The library has a big bin where people can donate their used plastic bags for the bag ladies to use.
The finished mats are surprisingly soft, and add a cushioned barrier between concrete or the ground for someone sleeping rough. Plarn mats shed water, and someone who’s not sleeping could wrap one around his shoulders to use as a raincoat of sorts.
“It’s got a lot of uses,” said Ayers, who’s been making plarn mats for about three years at churches and other locations all over Downriver.
The Wyandotte library contacted the bag ladies to bring the project there. It started on Jan. 22, and volunteers are showing up to help. The room where the plastic bags were being cut up on Feb. 19 was filled with chatter and laughter as the bag ladies worked. Camaraderie is an added benefit to the project, the women said.
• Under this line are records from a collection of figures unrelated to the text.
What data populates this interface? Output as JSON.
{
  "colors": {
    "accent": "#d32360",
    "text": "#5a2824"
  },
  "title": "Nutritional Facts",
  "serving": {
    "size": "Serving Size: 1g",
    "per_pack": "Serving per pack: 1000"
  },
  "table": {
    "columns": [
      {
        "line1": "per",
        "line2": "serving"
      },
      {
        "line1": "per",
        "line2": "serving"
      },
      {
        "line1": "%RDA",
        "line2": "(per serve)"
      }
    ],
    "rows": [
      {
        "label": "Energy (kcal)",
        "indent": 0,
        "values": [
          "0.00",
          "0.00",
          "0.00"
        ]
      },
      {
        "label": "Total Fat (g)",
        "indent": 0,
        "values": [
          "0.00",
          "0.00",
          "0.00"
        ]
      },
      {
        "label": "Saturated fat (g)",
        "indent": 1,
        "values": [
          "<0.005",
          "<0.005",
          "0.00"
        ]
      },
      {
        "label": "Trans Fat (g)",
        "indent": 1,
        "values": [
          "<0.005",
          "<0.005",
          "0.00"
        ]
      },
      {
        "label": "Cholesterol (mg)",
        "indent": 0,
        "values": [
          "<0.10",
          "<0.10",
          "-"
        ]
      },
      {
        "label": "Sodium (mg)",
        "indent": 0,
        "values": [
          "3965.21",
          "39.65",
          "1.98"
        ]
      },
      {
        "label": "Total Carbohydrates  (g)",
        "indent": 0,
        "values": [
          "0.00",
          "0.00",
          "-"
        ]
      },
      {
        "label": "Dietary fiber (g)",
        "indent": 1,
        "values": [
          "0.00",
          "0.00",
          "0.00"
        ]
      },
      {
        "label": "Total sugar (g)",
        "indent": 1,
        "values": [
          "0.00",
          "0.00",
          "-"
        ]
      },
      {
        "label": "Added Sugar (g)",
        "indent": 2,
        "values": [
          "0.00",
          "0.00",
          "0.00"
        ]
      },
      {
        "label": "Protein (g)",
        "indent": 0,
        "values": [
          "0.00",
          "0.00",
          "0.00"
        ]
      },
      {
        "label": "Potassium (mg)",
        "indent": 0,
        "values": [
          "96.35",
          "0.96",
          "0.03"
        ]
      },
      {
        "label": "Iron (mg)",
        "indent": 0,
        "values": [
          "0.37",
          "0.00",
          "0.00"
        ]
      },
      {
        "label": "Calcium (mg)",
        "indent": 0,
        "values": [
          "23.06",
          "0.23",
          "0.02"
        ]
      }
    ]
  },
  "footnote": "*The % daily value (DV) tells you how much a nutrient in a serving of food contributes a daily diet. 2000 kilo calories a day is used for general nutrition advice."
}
They included Michele Wolowiec and Sierra Coark of Lincoln Park, Barb Moses and Jan Trzeciak of Allen Park, and Shannon Erskine of Wyandotte, who joined the project because she can crochet.
Coark said she first heard about the plarn project at Roosevelt High School, where she’s a student, and she knew she wanted to help.
Schools, including Summit Academy where Harki’s daughter works, and a dentist’s office in Taylor have gotten involved. Word is spreading about plarn.
“This helps the planet and keeps me and Jeannine out of trouble,” said Harki, a master crocheter. “It’s a way to pay it forward.”